In the week since Holmes & Watson was released, it has already gained notoriety for a level of badness unexpected for Ferrell and Reilly. After the hilarious hits of Talladega Nights and Step-Brothers, there had to be something that works here?
Almost. So, Holmes & Watson isn’t as excuciatingly bad as I expected it to be. Oh Bowie, it’s bad, don’t get me wrong, but it was more of a shrug eh than head desking.
There are some good ideas for gags here. Watson being dumbed down, completely fooled by a simple costume, Watson’s intense desire for Queen Victoria, Mycroft Holme’s club having a sidekick room with some weirdos in it. All these and some others had potential, but the delivery isn’t there. I can see John and Will trying, but for some reason Will has a godawful accent that flattens any sort of joke he attempts. Whether he chose said accent or it was forced by the director I don’t know, but either way it was a bad choice. Instead, most of the jokes just land with a dull thud. There is too much reliance of referencing future things that is so oddy worded to get to the joke it’s awkward. Thus, ideas without good enough writing to get them there. Cohen previously wrote Idiocracy and Tropic Thunder, so he has ability. Just not here.

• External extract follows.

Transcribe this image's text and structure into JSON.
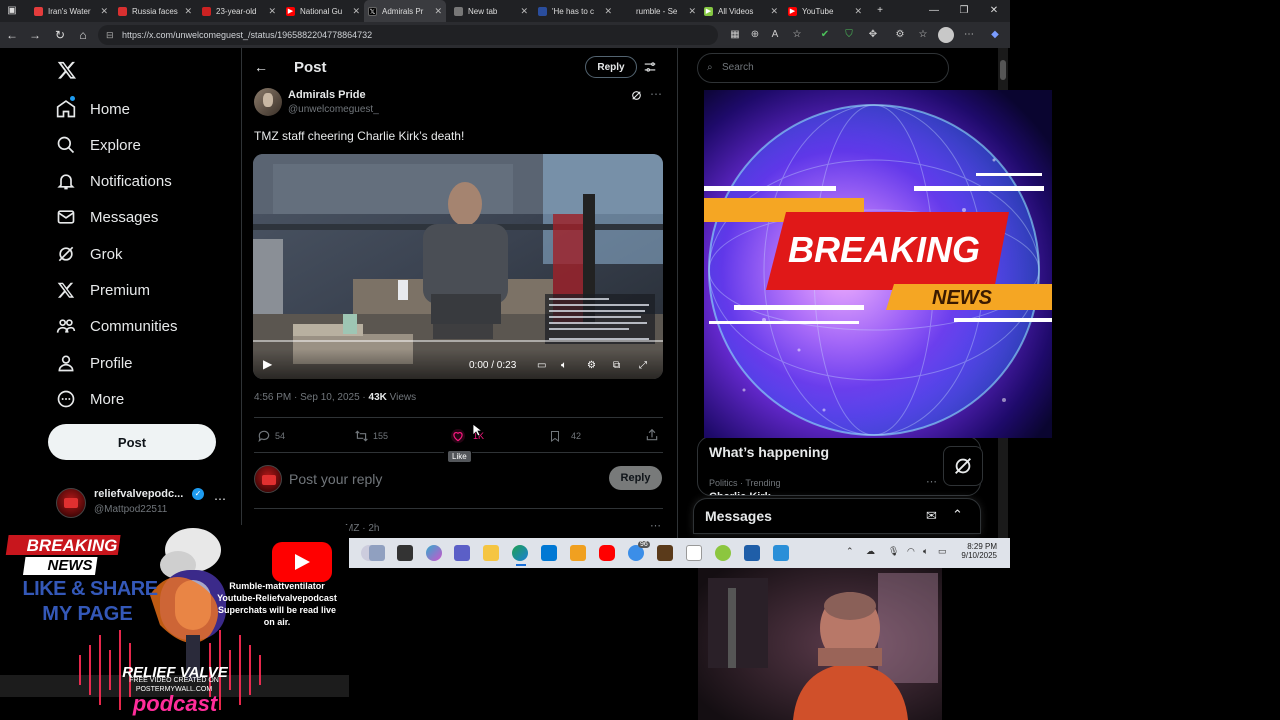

There is a feeling with better direction, we might have a decently funny movie. As it stands, everyone is wasted. I never felt more sorry for Kelly MacDonald. She is so uncomfortable and out of place. She’s a great actress (see this year’s Puzzle) but she’s not known for comedy. This may be why. Rebecca Hall doesn’t fair better. and poor poor Lauren Lipkas, forced to make broad mugging faces for most of her screen time.
Earlier I mentioned Watson being dumbed down. That’s only partially true. His, and Holmes, intellignce levels depend from scene to scene. Sometimes, they are the brilliant characters from the stories. Othertimes, dumb as bricks. All to suit the story and “joke” needs.
Holmes & Watson is a comedic misfire. A handful of minor laughs, and ideas that could have paid off are not worth the time to watch. A waste of all the comic talent involved. Hell, I’m leaving it to now to mention Ralph Fiennes is in it for about 3 lines and two scenes. How?